Avançam as articulações, no contexto nacional, para que um “novo” partido surja. Nasceria da fusão entre o PSD e o PSB, duas legendas com gordura considerável nacionalmente, mas sem um nome de ponta para disputar o protagonismo eleitoral em 2018.

A união das siglas, além do fortalecimento natural, tem, ainda, o objetivo de atrair o governador paulista, Geraldo Alckmin, que é filiado ao PSDB.

Alckmin não está confortável no ninho, onde há outros dois presidenciáveis: Aécio Neves e José Serra. Neste novo endereço, o líder paulista seria a grande estrela para a próxima corrida presidencial.

Por outro lado, evidentemente que próceres do tucanato não vão querer perder o governo de São Paulo. E já iniciaram uma movimentação para segurar Geraldo Alckmin e o próprio José Serra, que flerta abertamente com o PMDB.

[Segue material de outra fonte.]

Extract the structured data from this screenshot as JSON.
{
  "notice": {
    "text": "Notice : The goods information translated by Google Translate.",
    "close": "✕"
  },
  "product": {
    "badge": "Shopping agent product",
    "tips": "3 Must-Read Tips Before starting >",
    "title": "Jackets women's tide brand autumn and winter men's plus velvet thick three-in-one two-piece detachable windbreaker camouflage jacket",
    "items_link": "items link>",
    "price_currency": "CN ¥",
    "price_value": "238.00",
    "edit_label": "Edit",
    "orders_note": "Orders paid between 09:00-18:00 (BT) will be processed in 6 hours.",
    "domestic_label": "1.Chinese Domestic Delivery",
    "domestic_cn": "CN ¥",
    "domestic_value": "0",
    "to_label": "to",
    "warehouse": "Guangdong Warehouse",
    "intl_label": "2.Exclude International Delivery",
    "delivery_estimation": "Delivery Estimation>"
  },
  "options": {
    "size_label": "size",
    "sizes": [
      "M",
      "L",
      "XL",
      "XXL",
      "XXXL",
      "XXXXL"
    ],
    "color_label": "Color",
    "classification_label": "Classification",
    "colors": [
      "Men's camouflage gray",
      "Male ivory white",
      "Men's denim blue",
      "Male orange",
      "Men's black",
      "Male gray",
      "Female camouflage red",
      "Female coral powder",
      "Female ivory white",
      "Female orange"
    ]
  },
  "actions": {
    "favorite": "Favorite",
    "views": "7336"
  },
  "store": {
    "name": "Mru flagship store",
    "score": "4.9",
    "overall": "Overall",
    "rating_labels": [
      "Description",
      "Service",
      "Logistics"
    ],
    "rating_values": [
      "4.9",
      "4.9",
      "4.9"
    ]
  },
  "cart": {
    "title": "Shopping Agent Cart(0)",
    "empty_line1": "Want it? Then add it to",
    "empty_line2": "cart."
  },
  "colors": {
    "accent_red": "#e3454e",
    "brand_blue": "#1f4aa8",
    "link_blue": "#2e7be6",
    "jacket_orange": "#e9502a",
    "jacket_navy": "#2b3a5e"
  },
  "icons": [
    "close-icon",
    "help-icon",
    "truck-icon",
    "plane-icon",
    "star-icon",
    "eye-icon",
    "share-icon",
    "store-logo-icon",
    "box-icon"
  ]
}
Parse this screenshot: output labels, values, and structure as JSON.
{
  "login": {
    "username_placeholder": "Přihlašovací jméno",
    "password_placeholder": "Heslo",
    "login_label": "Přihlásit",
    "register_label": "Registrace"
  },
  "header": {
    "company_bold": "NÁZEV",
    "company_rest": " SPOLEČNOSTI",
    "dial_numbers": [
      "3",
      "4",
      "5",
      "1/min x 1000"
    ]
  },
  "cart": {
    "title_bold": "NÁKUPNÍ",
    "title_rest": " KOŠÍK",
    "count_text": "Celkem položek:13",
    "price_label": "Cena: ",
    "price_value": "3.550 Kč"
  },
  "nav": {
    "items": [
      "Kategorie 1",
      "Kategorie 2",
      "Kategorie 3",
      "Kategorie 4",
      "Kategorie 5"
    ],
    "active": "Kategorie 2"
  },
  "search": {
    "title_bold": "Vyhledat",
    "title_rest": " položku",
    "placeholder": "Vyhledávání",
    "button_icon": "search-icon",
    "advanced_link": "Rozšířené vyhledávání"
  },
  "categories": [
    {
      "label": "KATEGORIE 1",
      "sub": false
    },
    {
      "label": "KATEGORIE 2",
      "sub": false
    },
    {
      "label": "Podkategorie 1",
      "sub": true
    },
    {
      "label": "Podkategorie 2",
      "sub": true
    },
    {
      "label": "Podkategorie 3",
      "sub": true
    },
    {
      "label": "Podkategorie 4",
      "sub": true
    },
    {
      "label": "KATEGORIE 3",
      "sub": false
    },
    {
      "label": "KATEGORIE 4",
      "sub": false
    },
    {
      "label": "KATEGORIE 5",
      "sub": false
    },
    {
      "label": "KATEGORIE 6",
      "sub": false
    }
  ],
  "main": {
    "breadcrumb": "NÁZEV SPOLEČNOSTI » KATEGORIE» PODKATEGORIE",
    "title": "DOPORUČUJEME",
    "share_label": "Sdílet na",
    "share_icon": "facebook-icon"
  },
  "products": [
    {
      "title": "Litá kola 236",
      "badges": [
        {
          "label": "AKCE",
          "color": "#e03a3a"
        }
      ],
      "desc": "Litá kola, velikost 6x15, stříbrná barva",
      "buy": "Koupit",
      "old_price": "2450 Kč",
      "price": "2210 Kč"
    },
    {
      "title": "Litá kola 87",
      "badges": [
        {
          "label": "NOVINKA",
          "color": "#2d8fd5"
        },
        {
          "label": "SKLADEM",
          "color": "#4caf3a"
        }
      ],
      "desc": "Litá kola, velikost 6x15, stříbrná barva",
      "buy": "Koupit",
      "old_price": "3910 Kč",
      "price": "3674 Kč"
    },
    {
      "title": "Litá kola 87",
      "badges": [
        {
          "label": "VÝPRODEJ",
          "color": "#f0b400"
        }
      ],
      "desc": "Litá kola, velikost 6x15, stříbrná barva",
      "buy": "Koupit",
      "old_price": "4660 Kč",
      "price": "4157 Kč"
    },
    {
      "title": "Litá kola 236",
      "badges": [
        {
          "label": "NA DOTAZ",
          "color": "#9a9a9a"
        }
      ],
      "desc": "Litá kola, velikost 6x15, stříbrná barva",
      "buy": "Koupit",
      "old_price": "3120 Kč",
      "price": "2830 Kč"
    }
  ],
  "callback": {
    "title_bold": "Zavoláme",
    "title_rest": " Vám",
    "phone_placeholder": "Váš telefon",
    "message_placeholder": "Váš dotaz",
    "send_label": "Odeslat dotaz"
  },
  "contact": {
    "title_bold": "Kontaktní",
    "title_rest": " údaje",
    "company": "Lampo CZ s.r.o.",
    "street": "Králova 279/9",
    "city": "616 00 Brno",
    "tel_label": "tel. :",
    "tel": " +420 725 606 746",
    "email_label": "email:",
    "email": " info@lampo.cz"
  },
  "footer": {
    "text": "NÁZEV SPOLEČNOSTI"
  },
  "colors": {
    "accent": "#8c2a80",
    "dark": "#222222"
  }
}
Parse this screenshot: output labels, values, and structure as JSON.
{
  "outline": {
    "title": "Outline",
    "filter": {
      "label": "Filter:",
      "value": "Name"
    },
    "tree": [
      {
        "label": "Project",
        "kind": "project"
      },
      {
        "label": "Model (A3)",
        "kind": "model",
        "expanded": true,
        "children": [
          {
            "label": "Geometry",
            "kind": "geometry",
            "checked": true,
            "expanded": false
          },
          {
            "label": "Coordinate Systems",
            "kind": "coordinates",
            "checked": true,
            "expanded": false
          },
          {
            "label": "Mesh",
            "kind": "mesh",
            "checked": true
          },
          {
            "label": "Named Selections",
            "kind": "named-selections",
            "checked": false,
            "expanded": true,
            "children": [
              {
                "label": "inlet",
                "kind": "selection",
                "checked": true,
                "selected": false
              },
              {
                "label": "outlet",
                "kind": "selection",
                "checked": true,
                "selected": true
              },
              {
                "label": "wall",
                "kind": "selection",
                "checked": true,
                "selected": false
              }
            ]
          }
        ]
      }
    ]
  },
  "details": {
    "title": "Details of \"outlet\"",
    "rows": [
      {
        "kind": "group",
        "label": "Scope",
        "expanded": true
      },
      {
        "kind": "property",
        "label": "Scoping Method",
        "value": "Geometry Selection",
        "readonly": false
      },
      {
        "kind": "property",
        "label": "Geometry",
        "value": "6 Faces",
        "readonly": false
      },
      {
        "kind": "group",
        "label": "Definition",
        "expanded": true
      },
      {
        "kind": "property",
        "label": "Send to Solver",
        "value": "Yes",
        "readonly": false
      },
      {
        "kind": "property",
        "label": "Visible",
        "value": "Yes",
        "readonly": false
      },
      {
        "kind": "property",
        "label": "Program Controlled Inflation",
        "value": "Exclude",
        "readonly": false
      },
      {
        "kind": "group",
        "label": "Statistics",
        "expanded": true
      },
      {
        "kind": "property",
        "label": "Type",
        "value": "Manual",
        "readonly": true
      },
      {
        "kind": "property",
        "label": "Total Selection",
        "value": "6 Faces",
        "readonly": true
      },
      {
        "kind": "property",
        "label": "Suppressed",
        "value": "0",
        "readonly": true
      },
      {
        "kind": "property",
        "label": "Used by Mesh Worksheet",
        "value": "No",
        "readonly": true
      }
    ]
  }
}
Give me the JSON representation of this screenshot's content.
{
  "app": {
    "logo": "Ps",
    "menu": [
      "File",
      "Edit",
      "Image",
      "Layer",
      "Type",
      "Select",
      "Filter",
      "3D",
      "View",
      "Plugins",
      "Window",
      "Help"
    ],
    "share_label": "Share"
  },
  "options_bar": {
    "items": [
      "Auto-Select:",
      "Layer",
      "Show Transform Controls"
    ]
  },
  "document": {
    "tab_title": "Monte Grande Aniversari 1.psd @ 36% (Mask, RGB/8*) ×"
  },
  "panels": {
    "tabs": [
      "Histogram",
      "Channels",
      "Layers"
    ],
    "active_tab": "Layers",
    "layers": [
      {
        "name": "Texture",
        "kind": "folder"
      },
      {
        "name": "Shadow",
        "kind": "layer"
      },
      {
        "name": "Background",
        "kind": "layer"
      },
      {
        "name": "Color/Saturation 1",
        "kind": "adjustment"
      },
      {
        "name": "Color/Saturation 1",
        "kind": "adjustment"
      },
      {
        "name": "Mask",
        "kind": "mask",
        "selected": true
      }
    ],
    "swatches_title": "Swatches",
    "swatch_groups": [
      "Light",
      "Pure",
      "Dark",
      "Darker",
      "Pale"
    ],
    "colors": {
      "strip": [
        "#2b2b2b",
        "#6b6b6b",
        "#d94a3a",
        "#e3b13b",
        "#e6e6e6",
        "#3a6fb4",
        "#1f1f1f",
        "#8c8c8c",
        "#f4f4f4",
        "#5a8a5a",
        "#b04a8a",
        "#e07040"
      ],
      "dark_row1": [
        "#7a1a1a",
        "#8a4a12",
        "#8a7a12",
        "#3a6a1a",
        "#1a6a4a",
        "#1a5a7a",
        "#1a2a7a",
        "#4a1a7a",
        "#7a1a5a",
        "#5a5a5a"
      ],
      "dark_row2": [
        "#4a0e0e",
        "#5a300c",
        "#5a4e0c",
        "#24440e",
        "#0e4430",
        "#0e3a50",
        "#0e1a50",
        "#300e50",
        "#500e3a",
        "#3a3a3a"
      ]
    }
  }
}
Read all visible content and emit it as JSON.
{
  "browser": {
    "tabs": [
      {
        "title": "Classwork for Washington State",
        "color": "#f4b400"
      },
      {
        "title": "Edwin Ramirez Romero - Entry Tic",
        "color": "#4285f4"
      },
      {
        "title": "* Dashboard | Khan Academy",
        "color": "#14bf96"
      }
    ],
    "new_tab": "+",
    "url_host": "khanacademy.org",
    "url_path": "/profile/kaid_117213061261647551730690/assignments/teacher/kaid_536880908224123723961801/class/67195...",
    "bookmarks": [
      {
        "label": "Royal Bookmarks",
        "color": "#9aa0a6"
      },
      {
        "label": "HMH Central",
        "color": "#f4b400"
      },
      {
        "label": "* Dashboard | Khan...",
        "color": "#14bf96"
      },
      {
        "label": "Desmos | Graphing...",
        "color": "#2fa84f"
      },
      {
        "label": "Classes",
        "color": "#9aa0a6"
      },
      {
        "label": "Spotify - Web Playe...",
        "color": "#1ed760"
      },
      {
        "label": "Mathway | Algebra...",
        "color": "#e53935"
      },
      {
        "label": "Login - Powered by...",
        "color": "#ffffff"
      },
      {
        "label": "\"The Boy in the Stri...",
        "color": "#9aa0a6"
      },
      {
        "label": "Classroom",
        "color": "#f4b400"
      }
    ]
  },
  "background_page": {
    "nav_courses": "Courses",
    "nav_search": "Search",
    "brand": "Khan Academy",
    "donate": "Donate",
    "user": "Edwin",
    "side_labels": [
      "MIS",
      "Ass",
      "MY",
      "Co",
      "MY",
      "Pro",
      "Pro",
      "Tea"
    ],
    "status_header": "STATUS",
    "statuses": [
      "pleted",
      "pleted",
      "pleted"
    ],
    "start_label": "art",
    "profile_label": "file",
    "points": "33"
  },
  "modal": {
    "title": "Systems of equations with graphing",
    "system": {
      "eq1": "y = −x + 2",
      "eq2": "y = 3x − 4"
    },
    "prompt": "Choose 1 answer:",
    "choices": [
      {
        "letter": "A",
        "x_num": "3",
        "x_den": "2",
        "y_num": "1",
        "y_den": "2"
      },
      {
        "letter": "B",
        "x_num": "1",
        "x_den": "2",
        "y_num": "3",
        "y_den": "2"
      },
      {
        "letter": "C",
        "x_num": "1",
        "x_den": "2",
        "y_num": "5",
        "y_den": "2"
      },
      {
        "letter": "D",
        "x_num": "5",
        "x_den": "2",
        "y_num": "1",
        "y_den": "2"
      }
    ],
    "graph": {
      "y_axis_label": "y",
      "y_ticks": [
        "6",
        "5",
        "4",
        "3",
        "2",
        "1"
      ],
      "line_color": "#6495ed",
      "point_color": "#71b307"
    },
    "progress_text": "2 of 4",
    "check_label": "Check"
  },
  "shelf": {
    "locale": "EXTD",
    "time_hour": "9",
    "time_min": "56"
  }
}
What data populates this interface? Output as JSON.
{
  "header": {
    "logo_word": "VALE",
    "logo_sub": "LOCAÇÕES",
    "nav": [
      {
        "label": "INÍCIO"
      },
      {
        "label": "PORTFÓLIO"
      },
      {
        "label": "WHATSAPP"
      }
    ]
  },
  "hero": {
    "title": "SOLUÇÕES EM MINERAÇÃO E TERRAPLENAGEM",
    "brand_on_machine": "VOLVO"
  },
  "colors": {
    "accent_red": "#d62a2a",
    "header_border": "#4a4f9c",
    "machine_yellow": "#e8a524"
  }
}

As costuras apontam para o seguinte: se houver eleição presidencial em 2016, naturalmente Aécio Neves seria o concorrente pelo PSDB. Mas, se o pleito ficar mesmo para 2018, o grão-tucano seria Geraldo Alckmin, enquanto Aécio disputaria novamente o governo de Minas, articulação que abriria caminho para Serra disputar em São Paulo. E todos ficariam no PSDB.

 

Com o PMDB

Na hipótese de o vice-presidente da República, Michel Temer (PMDB), assumir a presidência em 2016, o PSDB tem tudo para apoiar o governo de reconstrução. Nomes para compor um ministério não faltam. Somente no Senado, o partido conta com José Serra, Aécio Neves, Álvaro Dias, Antonio Anastasia, Tasso Jereisatti, Aloysio Nunes Ferreira e Cássio Cunha Lima.

 

Paulo Bauer em Indaial

Com um discurso forte, falando sobre o grave momento que o Brasil passa em função do desgoverno e da corrupção, o senador Paulo Bauer arrancou aplausos de mais de 300 tucanos, em um café, domingo, em Indaial.

 

Escudeiros

Paulo Bauer estava acompanhado do senador Dalírio Beber, do prefeito de Blumenau, Napoleão Bernardes, e dos vereadores de Indaial André Moser e Antonio Carlos Fink. Bauer pediu união entre os presentes para a busca de um país melhor. E saiu com a certeza de que o PSDB está fortalecido.

 

Truque ou golpe

A ameaça dos tribunais superiores, STF e TSE, de voltar às cédulas de papel caso o governo confirme o contingenciamento de recursos que atinge os três poderes, seria cômico se não fosse trágico. A obrigação das cortes é ajustar suas atuações aos recursos disponíveis. Sem contar que o processo com cédulas de papel tem um custo financeiro muito maior, além do custo político, com urnas impugnadas, fiscais para todos os lados e de todos os partidos; e dias e mais dias para se conhecer o vencedor.

 

Ladeira abaixo

Já entrou na conta dos municípios catarinenses a terceira e última parcela do Fundo de Participação dos Municípios, referente ao mês de novembro. Com esta última parcela do mês, o repasse do FPM do acumulado para todas as cidades é de R$ 252,6 milhões, segundo os cálculos da Federação Catarinense de Municípios (Fecam). O resultado é 2,09% menor do que em novembro de 2014. Quando descontada a inflação (IPCA de 9,93%), a queda é ainda mais expressiva: 12,02%.